If the Rainbow's food was not a crowdpleaser to some, its politics were, according to many voters questioned in an informal survey at the polls yesterday.

"I came primarily to vote against 1-2-3 and for the rainbow coalition," said Ray J. Dupree, a rent-control tenant.

And Catherine B. Hoffman, who canvassed for the working committee outside the Cambridge Rindge and Latin School, said she was surprised how many voters recognized the slate, and many voters said it was one of the things that drew them to the polls.

But residents said that, more than any other issue, Proposition 1-2-3 drove them to the polls--leading to the highest turnout in six years, with about 27,300 residents, or 57 percent of those registered, voting.

Nearly all those queried said they voted against the referendum, which supporters have said would give people who would otherwise never be able to own homes the opportunity to purchase them. Opponents to the measure argue that it would cripple the city's rent control system by severely depleting the supply of rent-controlled housing in Cambridge.

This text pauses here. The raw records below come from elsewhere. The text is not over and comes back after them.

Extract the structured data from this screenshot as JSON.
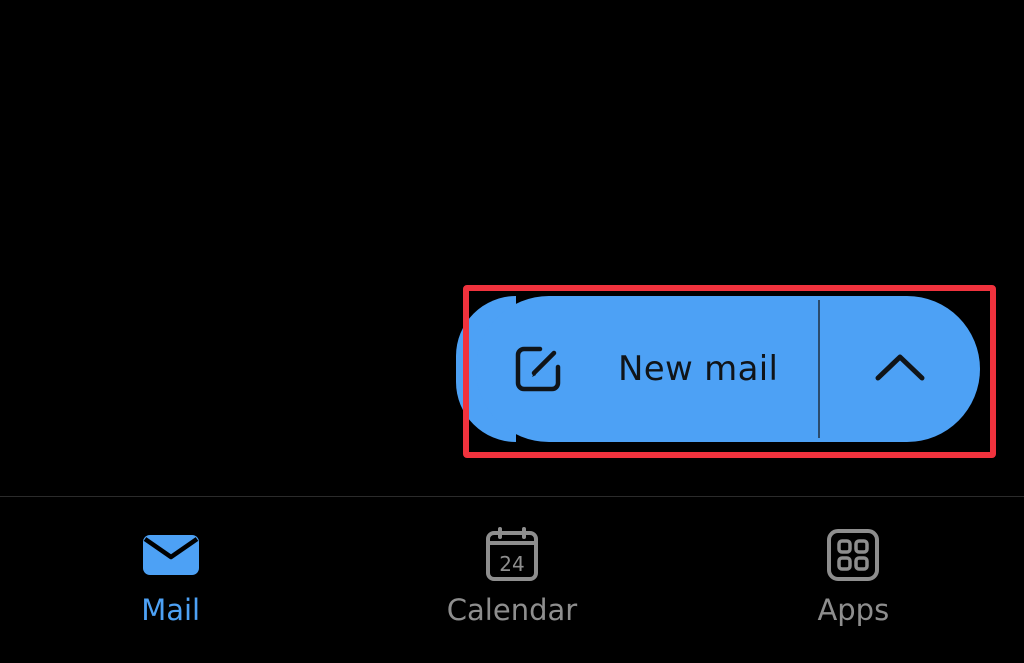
{
  "fab": {
    "label": "New mail",
    "compose_icon": "compose-icon",
    "expand_icon": "chevron-up-icon"
  },
  "bottom_nav": {
    "items": [
      {
        "label": "Mail",
        "icon": "mail-icon",
        "active": true
      },
      {
        "label": "Calendar",
        "icon": "calendar-icon",
        "active": false,
        "icon_text": "24"
      },
      {
        "label": "Apps",
        "icon": "apps-grid-icon",
        "active": false
      }
    ]
  },
  "colors": {
    "background": "#000000",
    "accent": "#4da1f5",
    "highlight": "#f0323d",
    "inactive": "#8e8e8e"
  }
}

"I came to vote mainly for the 1-2-3," said Dorothy A. Adams, one of the few voters who said she supported the measure. "I've lived for six years in a rent-controlled apartment, and I want the opportunity to purchase it."

Many voters criticized the referendum as a blow to rent control, saying that it would turn Cambridge into a "little Boston" and calling it "a scam by the realtors to get their hands on rent-control property."

"I'm in a rent-controlled building, and if rent controls are out of Cambridge, I would probably have to move to another city," said Rebecca L. Herelerode.

Residents said they questioned the accuracy of figures used by 1-2-3 to show the economic benefits of the proposition and said they feared the referendum would be a blow to the city's much-touted diversity.